Frequenti: gonfiore addominale, dolore pelvico e addominale frequente, sentirsi piene e gonfie, perdita dell’appetito.

Occasionali: necessità di urinare spesso, stipsi o diarrea, dolore alla schiena, stanchezza, perdita o aumento di peso repentino, nausea e vomito, sanguinamento e alterazioni del ciclo.

Secondo gli esperti, uno dei fattori di rischio per sviluppare un cancro alle ovaie si potrebbe collegare all’esposizione ad alti livelli di estrogeni, ovvero aver avuto la prima mestruazione prima dei 12 anni o la menopausa dopo i 50.

Altri fattori si associano all’obesità, alla terapia ormonale sostitutiva (THS) o ai precedenti familiari (madre, sorella, figlia).

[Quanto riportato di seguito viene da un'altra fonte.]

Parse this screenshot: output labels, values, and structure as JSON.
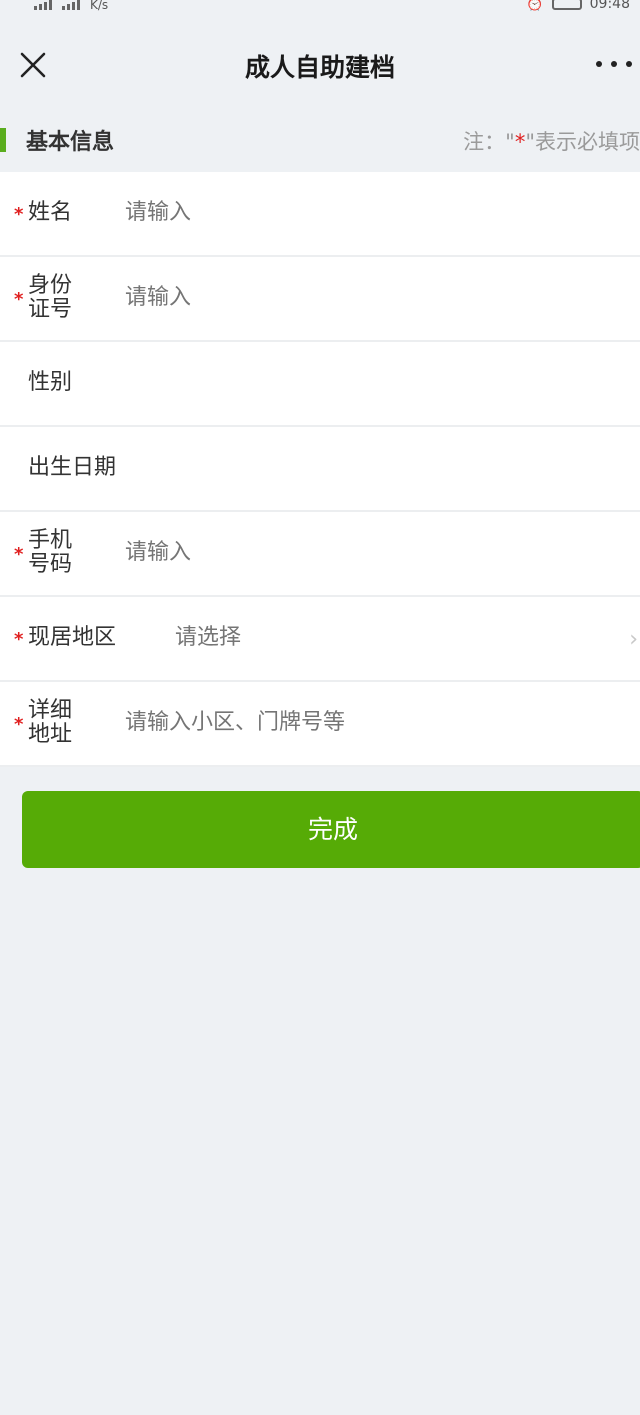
{
  "status_bar": {
    "left_text": "K/s",
    "time": "09:48"
  },
  "nav": {
    "title": "成人自助建档",
    "close_icon": "close-icon",
    "more_icon": "more-icon"
  },
  "section": {
    "title": "基本信息",
    "note_prefix": "注：\"",
    "note_star": "*",
    "note_suffix": "\"表示必填项"
  },
  "form": {
    "required_mark": "*",
    "fields": [
      {
        "label": "姓名",
        "placeholder": "请输入",
        "required": true
      },
      {
        "label": "身份证号",
        "placeholder": "请输入",
        "required": true
      },
      {
        "label": "性别",
        "placeholder": "",
        "required": false
      },
      {
        "label": "出生日期",
        "placeholder": "",
        "required": false
      },
      {
        "label": "手机号码",
        "placeholder": "请输入",
        "required": true
      },
      {
        "label": "现居地区",
        "placeholder": "请选择",
        "required": true
      },
      {
        "label": "详细地址",
        "placeholder": "请输入小区、门牌号等",
        "required": true
      }
    ],
    "chevron": "›"
  },
  "submit": {
    "label": "完成"
  },
  "colors": {
    "accent": "#56ab06",
    "required": "#e02020",
    "background": "#eef1f4"
  }
}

Nell’80% dei casi, il cancro alle ovaie viene diagnosticato in fase avanzata, ma i progressi che si producono in relazione al trattamento del cancro fanno nutrire grandi speranze.

Attualmente esistono varie opzioni terapeutiche, ma la strategia che apporta migliori risultati consiste nel realizzare un primo intervento, noto come chirurgia citoriduttiva, mediante l’asportazione macroscopica della totalità del tumore e in seguito un trattamento di chemioterapia e/o radioterapia.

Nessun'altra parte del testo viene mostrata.